I let that go, partly because he was doing me a favor in agreeing to monitor me while I scryed, but mostly because he was right.
"Tell me again why we're doing this at Butterfly World?" Jake asked as I paid our entrance fee (Diviners take a vow of poverty not to purify their souls, but to keep them from being tempted to divine locations of material goods that could make them impossibly wealthy). He looked with interest at the brochure that was given to us with our admittance tickets. "Will we have time to see the poison arrow frogs and the royal python?"
"If you're good, yes. And we're here because this is the sunniest, warmest place in Edinburgh, thanks to their industrial-strength sunlamps. I think the jungle area is going to be our best bet," I said, consulting the giant map posted at the entrance. "Hopefully we can find a quiet, out-of-the-way corner where no one will bother us."
Jake followed docilely as we entered what looked like a huge, outsized greenhouse, happily perusing the informational pamphlet. "Did you know that the life span of your average butterfly is only a fortnight? There is one type, a zebra butterfly, that can live ten months, though."
"Fascinating." I paused for a moment to get my bearings, a little thrown by the mass of color flitting around. There must have been two or three hundred different types of butterflies—some brightly colored, others in camouflage, and all of them swooping around in a never-ending palette of color. The air was thick and humid, heavy with the scent of damp earth and sickly sweet flowers. I started sweating almost immediately. "Look, behind that clump of palmish whatever, next to the big machine. That looks like no one goes there."
"Probably because it's off the pathway," Jake remarked as I leaped over the low barrier intended to keep people out of the tropical foliage.
"Yeah, yeah. I'm not going to do any damage. I just want a little privacy."

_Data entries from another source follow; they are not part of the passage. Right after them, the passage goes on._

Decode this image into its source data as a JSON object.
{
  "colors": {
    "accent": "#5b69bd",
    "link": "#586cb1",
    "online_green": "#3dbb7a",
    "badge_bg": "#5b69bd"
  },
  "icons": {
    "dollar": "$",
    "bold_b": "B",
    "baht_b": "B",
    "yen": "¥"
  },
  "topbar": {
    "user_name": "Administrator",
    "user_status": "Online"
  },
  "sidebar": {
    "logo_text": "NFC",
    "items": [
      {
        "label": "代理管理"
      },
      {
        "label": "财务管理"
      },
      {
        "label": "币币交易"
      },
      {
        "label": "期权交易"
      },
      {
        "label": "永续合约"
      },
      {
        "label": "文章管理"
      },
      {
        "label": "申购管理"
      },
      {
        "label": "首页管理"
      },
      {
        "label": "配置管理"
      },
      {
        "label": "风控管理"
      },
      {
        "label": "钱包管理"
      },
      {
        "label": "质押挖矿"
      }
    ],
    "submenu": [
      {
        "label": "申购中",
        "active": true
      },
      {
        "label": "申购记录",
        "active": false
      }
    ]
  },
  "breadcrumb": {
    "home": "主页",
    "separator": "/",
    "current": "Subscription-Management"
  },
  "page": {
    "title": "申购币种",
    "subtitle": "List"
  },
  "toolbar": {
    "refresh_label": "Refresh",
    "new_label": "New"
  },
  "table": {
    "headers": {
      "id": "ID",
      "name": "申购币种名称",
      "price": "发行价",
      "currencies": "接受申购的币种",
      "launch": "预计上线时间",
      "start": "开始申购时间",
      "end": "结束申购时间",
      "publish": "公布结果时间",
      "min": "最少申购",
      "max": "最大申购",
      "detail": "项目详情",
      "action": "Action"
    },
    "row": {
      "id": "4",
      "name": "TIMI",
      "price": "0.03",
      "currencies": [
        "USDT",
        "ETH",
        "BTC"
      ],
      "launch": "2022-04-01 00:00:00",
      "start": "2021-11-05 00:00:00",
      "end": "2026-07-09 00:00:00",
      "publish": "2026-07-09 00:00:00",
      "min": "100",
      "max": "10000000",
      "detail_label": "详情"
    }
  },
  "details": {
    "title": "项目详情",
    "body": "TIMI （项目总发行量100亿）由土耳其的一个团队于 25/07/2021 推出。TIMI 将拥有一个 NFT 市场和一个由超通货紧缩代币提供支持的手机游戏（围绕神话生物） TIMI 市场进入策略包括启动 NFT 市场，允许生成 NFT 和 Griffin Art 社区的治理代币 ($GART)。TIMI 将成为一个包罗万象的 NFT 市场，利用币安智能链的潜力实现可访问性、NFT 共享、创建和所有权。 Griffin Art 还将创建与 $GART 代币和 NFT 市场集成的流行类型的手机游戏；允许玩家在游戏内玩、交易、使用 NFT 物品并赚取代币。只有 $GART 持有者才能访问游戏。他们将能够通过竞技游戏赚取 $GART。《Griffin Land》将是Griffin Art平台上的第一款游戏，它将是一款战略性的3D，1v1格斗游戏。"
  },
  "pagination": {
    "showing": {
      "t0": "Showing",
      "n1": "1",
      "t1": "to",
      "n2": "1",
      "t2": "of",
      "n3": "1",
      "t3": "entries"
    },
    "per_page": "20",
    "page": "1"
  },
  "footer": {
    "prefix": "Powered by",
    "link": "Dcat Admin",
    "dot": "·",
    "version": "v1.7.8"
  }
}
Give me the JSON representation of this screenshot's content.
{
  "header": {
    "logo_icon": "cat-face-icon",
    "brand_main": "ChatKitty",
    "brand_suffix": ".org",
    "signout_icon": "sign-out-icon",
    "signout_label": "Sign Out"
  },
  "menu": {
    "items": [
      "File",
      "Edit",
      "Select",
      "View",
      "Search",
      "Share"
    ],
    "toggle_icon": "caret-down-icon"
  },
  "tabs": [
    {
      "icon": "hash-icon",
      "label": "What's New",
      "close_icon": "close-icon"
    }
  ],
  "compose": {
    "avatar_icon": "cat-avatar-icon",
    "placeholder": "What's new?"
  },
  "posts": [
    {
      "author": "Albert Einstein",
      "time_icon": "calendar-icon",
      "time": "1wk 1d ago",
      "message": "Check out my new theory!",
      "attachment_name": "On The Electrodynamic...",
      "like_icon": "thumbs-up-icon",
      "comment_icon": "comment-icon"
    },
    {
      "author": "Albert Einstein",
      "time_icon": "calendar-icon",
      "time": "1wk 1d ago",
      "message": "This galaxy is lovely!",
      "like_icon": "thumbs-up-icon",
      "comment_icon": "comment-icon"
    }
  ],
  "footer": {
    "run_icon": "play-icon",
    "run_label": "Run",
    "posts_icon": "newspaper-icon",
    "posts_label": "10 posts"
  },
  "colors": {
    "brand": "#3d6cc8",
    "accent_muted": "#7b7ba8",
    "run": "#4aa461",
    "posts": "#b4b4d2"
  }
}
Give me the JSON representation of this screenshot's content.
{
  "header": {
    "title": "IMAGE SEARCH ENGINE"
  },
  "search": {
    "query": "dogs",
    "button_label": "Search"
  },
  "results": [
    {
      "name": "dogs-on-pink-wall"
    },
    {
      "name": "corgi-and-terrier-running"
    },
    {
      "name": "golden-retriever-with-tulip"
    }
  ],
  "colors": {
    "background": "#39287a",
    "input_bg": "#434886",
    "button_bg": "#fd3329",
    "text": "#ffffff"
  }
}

Luckily the group of kids in school uniforms that had arrived before us sucked up the attention of the Butterfly World attendants, leaving us able to slip behind a dense clump of palms in a corner of the building. I pulled a lap blanket out of my backpack and spread it out on the moist earth, glancing up for a moment at a sunlamp that beamed its rays down on us. It wouldn't have done as a substitute on its own, but since it was sunny outside, the combination of artificial and real sunlight was enough to power my elf cells.
"Right. If you'll sit there… mind the butterfly… I'll sit across from you, and I think we should both be hidden from view by anyone on the path." I gestured to a spot. Jake obediently sat down cross-legged on the blanket, looking expectant.
I settled myself in a pool of sunlight, pulling a soft leather bag from the backpack, carefully removing from it both my black mirror bowl and a small flask of water. I held the bowl up so it shared the sunlight with me, closing my eyes as I allowed the sun to soak into my being, merging with my essence, becoming something new, a bright, shining light of everything that I was. Concentrating fiercely, I poured the light into the black abyss of the waiting receptacle.